I have now shared everything I know about fossils. I'm not up for a creation versus evolution debate today, either. In fact, I'm not as interested in the first half of the article as I am in the second. The story behind the discoveries is fascinating. It starts out usual enough, with a paleoanthropologist (Lee Burger) and a graduate assistant. However, Berger also brought along his nine-year-old son, Matthew. The rest is now history:
Google Earth's satellite and 3-D capabilities provided the technology and the ability to share information with other scientists. Berger and geologist Professor Paul Dirks discovered approximately 130 known cave sites and 20 fossil deposits in the area.That's right, after all that research and education by the grown-ups, it was the kid that wandered off in whatever direction for whatever reason, and made a discovery that he probably can't wrap his head around yet. He wasn't actively looking for anything. He was just being a nine-year-old, looking for a good time while Daddy did his job.
Once the sites were identified, it was time for Berger and his team to begin looking for fossils. But neither he nor his team were responsible for finding the first sediba fossils.
Berger's 9-year-old son Matthew made discovery.
Two years ago Berger took Matthew out to the site along with a graduate student and their dog. Like all curious little boys Matthew ran off to explore, and after traveling about 15 minutes outside of the site Matthew ran back and yelling, "Dad, I found a fossil!"
(source: http://abcnews.go.com/Technology/fossil-hold-key-evolution-show-apes-humans/story?id=10320180&page=2)
That's probably a little romanticized. How many nine-year-olds can identify a fossil in the wild? The kid has some knowledge, and probably has accompanied his father on other explorations. It's still a super cool story though. Matthew was simply curious to see what was out there, and when he found something he thought was cool, he had to show his Daddy!
I'm a little jealous. I think the coolest thing I ever showed my dad was a bee hive I spotted on the eave of our roof. My dad didn't have any troubles containing his excitement. ABC News didn't report on it either.
Anyway, I'm not bitter. I salute Matthew, and I have already filed away his story in a safe place. It will come in handy some day.
One thing that constantly frustrates me when I tutor high school math is how math gets portrayed. Virtually every student sees math as a tangled web of equations, formulas, and functions. Everything is rehearsed repeatedly in homework. It's so mechanical, and it seems to drain the students.
It drains me to watch it.
Also, it's not just in math. For instance, I learned chunk writing in high school. Just about every basic skill learned in school has been broken down into a basic, repeatable, learnable, process. I don't think that's a problem by itself. Actually, it should be very helpful.
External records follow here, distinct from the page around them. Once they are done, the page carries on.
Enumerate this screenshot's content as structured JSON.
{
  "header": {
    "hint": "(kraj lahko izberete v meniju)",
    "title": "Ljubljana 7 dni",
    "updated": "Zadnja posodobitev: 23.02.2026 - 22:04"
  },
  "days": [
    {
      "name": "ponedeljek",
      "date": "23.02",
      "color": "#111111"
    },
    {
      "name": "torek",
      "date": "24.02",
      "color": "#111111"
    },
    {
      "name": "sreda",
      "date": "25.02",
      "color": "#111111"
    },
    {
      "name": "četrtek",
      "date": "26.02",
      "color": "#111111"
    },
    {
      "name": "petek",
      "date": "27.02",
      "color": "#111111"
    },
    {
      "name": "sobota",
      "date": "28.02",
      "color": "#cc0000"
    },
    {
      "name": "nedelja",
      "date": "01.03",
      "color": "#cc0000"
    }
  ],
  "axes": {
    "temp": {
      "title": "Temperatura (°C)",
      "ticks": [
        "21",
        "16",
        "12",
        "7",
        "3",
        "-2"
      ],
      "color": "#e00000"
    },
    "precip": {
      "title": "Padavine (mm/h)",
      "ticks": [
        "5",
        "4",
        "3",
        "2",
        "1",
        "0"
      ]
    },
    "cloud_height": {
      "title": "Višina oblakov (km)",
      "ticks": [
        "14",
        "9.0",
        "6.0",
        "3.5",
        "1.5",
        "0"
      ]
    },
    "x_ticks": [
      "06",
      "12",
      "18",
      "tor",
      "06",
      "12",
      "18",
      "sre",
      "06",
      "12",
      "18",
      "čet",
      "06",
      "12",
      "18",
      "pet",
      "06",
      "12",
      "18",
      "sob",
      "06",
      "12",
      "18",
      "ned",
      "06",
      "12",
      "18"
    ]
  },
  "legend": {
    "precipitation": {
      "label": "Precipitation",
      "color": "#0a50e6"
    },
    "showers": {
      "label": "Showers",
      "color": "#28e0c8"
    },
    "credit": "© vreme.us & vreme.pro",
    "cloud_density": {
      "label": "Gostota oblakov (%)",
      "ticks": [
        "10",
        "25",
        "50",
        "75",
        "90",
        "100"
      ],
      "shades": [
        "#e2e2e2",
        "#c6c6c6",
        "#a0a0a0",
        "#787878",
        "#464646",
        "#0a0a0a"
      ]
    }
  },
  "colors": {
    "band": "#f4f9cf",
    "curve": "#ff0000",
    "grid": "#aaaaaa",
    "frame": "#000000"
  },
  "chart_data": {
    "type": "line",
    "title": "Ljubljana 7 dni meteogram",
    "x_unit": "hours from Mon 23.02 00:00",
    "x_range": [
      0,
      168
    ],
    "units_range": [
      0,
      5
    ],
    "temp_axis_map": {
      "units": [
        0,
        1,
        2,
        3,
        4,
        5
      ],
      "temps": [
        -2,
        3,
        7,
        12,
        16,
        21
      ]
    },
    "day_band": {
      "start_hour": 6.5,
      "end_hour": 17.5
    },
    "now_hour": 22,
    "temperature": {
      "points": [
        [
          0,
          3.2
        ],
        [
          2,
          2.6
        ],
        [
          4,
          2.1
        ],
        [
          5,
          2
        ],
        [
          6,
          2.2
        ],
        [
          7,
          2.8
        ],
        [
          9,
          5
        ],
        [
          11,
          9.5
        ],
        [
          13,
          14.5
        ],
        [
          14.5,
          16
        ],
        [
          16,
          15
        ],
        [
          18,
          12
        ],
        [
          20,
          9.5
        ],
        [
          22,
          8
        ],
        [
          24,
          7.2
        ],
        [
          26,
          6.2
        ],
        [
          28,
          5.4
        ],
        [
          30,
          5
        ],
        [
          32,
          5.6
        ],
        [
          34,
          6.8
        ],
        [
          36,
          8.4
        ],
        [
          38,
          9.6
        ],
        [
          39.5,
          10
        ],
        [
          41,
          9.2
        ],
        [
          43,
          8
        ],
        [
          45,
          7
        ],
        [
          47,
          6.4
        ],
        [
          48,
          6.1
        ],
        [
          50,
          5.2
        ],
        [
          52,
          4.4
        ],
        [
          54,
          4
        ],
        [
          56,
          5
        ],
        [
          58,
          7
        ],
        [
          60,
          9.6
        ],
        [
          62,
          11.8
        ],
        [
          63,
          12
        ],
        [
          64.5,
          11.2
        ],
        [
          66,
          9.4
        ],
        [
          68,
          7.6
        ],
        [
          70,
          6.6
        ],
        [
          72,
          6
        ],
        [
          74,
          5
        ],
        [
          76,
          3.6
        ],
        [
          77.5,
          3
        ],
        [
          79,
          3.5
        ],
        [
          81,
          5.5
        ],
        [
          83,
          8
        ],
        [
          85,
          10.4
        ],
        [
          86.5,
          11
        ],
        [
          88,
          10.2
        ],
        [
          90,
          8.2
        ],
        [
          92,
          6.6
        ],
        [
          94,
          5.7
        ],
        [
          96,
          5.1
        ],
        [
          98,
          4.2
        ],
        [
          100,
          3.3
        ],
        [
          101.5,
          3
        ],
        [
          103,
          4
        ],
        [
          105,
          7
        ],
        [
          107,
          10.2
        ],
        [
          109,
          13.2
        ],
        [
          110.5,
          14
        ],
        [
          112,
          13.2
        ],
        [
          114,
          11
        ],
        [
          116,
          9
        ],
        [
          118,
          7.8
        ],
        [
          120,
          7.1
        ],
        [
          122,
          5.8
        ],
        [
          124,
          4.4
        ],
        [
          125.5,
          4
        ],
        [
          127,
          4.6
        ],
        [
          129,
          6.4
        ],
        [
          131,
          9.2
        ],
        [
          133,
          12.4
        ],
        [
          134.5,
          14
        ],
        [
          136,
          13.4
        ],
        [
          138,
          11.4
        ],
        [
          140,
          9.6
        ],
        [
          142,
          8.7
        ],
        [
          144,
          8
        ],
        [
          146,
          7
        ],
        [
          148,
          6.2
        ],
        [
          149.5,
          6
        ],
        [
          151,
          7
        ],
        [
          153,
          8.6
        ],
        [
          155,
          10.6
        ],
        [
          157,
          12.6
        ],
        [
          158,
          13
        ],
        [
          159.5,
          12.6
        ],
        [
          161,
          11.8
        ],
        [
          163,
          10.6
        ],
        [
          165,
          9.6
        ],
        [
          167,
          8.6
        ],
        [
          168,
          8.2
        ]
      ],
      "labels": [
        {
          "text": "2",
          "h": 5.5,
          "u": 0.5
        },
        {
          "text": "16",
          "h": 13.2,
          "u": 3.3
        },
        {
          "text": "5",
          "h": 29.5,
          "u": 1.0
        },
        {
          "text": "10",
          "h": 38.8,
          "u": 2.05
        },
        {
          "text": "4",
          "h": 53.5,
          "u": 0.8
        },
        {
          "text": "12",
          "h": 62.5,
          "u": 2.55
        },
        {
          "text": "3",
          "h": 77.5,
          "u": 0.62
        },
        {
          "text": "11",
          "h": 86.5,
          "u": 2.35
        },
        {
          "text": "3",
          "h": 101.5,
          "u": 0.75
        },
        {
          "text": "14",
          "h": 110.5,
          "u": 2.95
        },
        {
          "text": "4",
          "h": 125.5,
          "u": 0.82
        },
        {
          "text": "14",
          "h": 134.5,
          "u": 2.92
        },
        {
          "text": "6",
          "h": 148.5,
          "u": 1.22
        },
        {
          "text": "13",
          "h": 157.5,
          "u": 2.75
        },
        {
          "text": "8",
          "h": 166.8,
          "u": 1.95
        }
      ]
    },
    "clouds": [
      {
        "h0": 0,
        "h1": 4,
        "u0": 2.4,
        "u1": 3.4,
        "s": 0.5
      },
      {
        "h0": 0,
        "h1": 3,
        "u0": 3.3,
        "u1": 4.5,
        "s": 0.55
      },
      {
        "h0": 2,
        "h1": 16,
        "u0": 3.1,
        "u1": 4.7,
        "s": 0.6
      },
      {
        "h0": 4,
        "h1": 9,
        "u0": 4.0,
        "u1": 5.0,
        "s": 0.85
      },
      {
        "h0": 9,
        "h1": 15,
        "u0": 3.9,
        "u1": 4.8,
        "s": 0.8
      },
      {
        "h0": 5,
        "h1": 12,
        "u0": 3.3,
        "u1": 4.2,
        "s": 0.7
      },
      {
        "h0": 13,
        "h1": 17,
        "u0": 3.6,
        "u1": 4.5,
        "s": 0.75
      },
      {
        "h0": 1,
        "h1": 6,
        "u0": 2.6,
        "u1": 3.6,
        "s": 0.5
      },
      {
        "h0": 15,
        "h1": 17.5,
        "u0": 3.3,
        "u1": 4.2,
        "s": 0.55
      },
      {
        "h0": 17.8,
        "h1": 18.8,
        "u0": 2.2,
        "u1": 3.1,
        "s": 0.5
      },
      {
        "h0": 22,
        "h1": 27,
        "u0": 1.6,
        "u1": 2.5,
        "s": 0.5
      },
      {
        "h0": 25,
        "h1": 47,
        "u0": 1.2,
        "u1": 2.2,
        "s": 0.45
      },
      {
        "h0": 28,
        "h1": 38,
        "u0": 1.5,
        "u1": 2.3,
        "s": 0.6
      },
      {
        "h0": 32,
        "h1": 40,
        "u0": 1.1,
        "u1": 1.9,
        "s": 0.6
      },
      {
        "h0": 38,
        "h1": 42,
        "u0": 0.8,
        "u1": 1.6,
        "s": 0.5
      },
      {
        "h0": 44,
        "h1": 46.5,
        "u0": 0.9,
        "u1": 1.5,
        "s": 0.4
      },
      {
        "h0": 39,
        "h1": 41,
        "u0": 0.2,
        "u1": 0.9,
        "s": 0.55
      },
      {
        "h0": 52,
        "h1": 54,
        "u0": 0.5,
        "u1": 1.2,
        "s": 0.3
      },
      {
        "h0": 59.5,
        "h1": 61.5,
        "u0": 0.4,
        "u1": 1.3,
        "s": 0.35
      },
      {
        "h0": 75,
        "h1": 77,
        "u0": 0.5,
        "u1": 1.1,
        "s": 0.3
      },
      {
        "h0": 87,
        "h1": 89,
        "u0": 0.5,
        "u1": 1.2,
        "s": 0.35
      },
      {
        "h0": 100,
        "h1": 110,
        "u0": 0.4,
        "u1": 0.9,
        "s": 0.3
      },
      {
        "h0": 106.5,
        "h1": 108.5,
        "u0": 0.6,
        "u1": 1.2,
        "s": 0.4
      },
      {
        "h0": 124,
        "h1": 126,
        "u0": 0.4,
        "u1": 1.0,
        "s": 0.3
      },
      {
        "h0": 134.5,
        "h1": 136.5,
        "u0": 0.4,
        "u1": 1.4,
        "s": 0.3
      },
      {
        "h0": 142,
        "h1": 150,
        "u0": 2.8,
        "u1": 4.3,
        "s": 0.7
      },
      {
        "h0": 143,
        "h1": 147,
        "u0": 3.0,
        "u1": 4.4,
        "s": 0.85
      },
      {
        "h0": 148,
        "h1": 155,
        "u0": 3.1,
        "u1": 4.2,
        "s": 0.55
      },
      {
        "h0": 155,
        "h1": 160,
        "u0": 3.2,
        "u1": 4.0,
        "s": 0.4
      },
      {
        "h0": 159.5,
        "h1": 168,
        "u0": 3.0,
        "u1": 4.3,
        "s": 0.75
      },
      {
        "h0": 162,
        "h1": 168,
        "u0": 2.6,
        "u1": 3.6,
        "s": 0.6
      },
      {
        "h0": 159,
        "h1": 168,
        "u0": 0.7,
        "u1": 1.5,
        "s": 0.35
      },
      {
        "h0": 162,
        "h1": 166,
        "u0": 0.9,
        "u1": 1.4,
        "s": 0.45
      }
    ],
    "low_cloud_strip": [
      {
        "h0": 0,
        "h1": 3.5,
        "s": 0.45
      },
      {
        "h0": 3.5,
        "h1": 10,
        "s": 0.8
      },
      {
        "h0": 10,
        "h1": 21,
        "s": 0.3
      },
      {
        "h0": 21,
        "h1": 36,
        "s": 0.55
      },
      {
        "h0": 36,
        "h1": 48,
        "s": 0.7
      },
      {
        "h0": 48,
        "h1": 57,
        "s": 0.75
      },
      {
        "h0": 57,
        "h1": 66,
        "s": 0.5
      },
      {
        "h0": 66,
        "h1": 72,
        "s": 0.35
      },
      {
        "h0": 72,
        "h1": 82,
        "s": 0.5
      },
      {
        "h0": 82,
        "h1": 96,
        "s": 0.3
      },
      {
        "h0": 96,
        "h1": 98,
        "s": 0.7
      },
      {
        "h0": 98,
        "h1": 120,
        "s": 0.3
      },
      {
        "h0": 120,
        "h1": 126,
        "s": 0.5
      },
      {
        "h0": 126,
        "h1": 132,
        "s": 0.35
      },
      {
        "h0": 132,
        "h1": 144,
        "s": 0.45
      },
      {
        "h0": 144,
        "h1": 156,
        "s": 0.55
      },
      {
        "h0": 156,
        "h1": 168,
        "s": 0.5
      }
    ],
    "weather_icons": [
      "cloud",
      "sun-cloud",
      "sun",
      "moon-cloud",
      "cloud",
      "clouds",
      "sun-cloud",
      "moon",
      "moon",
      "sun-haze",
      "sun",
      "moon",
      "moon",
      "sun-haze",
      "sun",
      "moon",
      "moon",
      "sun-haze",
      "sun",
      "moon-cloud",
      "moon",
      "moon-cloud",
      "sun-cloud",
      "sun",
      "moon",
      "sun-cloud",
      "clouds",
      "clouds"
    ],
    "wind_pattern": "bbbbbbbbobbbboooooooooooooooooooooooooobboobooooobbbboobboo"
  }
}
What frustrates me is that processes should be tools. Somehow, they have become more than that though. Education, far too often, is zapping students of their natural curiosity.
The current system seems to engrain in students that success is solely about sticking to the specific path outlined by the processes learned in curriculum. It's an assembly line approach. A student comes in, one teacher gives them this, another that, and at the end of the year they come out the end altered as desired, and altered in the same way as every other student. Or, as education likes to put it, things are "standardized."
The story of Matthew and the ancient fossil is a powerful metaphor. The adults took an assembly line approach. They had specific strategies, a carefully devised method, and in general were using the processes they had learned and acquired. Matthew, on the other hand, had no approach at all. All he had was curiosity. Fifteen minutes later, Matthew was the one screaming "look what I found!" while the adults were sifting through dust.
Now, I'm not promoting educational anarchy. Matthew had a much better chance of finding something thanks to his father's strategies. It was his father's research and strategic exploration that put him in position in the first place. However, old-fashioned curiosity, with no learned method or strategy attached, is what finished the job. In the end, it was a blend of knowledge and curiosity that brought forth a great discovery.
Education can't lose sight of curiosity. Curiosity needs to be fostered and promoted, but I think standardization tends to suppress it. A nine-year-old can find a missing evolutionary link with it. Curiosity is pretty powerful.